Yuku free message boards

Mark,
I did read your report yesterday and checked out your films this morning. It's kind of hard to tell much about the films being so small and transferred to the page. I'm sure Dr. Schames will be able to pinpoint exactly what is showing up there.
I can pick out or see the disc location on original films sometimes. I've seen many. The report is a little confusing. Sometimes I can understand "what" they're trying to say.

I was doing pretty good picturing where the disc were, in the first part of the report, talking about posterior placement.
The end of the report threw me with a mention of "anterior".

Also, they mentioned comparing the T2 weight to a previous film, but didn't elaborate if there had been any changes.

Did these people tell you anything or did you get this done for your Doc. to explain with your next visit?
I would absolutely get 2 different opinions. Regular Doc. and possibly Dr. Schames will add his thoughts.

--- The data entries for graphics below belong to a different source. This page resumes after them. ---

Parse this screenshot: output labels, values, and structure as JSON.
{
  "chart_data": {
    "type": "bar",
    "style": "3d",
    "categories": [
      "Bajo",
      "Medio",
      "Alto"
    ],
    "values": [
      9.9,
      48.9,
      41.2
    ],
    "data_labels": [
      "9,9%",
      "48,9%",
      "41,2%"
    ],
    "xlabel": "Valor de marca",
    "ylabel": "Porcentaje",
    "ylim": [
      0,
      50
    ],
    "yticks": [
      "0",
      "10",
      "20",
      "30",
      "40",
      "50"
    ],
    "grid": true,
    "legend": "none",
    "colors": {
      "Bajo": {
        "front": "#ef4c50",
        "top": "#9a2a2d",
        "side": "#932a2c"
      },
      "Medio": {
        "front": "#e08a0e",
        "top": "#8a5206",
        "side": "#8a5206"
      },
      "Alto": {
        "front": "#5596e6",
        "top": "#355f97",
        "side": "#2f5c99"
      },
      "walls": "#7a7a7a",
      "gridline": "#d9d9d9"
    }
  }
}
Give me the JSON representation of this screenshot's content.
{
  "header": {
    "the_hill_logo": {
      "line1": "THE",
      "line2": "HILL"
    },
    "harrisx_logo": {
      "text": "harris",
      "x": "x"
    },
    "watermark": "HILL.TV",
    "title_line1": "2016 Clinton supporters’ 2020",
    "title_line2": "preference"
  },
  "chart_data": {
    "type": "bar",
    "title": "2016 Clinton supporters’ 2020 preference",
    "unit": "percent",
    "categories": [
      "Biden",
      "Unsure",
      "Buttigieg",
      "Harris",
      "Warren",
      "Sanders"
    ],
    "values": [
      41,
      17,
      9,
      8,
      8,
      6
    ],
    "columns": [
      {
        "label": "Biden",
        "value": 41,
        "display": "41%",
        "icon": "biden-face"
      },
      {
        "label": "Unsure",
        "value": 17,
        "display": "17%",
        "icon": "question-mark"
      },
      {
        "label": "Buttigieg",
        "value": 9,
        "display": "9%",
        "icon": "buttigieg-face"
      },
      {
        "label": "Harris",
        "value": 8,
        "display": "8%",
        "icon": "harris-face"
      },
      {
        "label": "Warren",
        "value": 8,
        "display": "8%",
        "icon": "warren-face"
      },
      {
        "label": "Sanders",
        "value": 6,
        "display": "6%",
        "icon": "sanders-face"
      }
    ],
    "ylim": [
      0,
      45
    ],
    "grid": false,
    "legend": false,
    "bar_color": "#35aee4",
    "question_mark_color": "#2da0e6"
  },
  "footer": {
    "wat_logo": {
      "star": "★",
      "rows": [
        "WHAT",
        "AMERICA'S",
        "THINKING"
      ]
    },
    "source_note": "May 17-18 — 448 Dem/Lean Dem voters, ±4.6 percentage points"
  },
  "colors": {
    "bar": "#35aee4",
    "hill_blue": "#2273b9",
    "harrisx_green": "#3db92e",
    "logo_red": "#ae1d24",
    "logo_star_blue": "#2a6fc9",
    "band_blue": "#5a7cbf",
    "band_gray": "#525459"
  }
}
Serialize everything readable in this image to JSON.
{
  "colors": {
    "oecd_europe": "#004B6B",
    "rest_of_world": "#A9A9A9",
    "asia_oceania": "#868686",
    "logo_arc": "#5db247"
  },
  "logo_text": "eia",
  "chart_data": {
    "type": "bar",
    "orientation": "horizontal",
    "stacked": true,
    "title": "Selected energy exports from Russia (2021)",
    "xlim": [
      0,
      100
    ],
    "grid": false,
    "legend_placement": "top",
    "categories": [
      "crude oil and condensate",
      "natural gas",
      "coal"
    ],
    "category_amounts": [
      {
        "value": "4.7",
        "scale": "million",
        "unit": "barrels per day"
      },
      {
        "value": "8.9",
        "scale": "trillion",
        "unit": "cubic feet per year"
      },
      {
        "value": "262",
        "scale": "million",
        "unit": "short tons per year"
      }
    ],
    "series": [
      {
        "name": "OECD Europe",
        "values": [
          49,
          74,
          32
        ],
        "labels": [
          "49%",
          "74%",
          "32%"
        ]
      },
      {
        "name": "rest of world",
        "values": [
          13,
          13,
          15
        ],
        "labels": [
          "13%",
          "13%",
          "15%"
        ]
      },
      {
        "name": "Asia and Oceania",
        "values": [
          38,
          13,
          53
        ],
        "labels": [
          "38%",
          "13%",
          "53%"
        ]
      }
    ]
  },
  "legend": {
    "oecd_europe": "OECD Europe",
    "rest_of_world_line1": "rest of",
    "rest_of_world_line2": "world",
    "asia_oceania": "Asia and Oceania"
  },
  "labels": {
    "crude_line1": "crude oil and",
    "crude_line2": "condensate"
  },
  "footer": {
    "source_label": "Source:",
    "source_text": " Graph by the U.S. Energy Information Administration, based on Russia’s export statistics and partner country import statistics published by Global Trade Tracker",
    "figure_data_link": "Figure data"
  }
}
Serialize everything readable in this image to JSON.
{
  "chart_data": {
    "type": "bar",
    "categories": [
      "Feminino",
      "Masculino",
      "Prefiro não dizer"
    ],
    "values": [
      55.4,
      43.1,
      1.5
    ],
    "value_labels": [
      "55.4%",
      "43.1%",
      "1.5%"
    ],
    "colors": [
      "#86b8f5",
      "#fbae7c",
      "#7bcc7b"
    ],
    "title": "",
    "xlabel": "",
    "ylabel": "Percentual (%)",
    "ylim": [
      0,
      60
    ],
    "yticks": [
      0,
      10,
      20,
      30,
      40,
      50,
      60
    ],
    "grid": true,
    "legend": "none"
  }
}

It does look like on the films, to me, the disc is to the back or posterior a little. The T2 weight changes will sometimes tell if the disc has moved or has more weight to one side. That's what I was told this means. The fluid in the disc or material that makes up the disc gets unevenly distributed.
(in your back/spine, if the T2 weight is off, it means the disc is heavier on one side and tends to not stay in the middle of the vertibrae and cushion properly. I have a couple that are not herniated, but tend to stay off to the left a little)

In the TM joint, it would make sense, with any degree of dislocation, the T2 weight would be off a little.
Your report mentioned limited opening. I thought in the past, your opening was pretty good. Has that changed? (Maybe I'm confused on this)

I'm doing a lot of guessing here. I'm definitely not an expert. If I could see the big films, I could compare them to mine (with no disc) and probably tell more about where the disc is situated. I was given a study film of healthy disc and I have definitely "studied" and compared.

When you get some information from the Doc's, I would certainly like to know what they say, if you don't mind.

You know me well enough to know, I don't agree many times with their thoughts on TM joint or neck (muscle) problems and Tinnitus.

The TM joint may not look bad enough to cause T, to them. My question is, what are the muscles doing in reacting to the TM joint. The facial, head, neck muscles and the "SCM's". I think a lot of them miss this aspect, completely.

I was (finally) told by one of the best neurotologist, that mine was TMJ related and with that, there was hope. He said get the TMJ under control, the muscles calmed and the T absolutely would get better, maybe go away completely.
(It was strange that my T hit with a bang and jet roar, 20 years into TMJ treatment and surgeries. 3 years after my last one. They have no idea why this happened after so long and so much long-term damage. My belief is, the muscles did a repositional thing and affected the tiny muscles to my ears. There is no other explanation)

I can't tell that I'm having any spasms at all now, compared to before. I'm still having continued minor improvements. I still have T occasionally, it's very tolerable compared to the last 4 years. I believe the smaller muscles to the ear are still compressed somewhat and will evenually not be. I believe once this happens, the T will be gone completely.
The improvement now is, "feeling" slowly returning to areas of long-term numbness. As this happens, the low degree of T continues to fade.
The muscles are still doing a slow passive type repositioning, decompressing nerves, feeling is returning and the T is almost nothing most of the time.
I can tense up my face or clench really hard and cause the T to buzz. If I do it long enough, the T gets louder until I stop and it starts to fade.

I know everyone's T problems are not muscular. I think for a lot of us, more than the Doc's realize, it is TM joint related muscle problems. Many of them just can't make that connection.
After, what I've just experienced personally, going from a jet roar to a faint buzz occasionally, some of them really seem a little dense to me about it.
I was told when mine first started, by about 7 Doc's,(including my last TMJ Surgeons) it's not related to the TM joint, learn to live with it, it aint going away. It never goes away.

They were so very wrong.

I know I haven't helped much. Please keep us informed. I am very interested in the interpretation of the report & films by a good Doc.

Cymy

(I hope my explanation of the T2 weight is correct. This is what I was told by a neurosurgeon, among others.)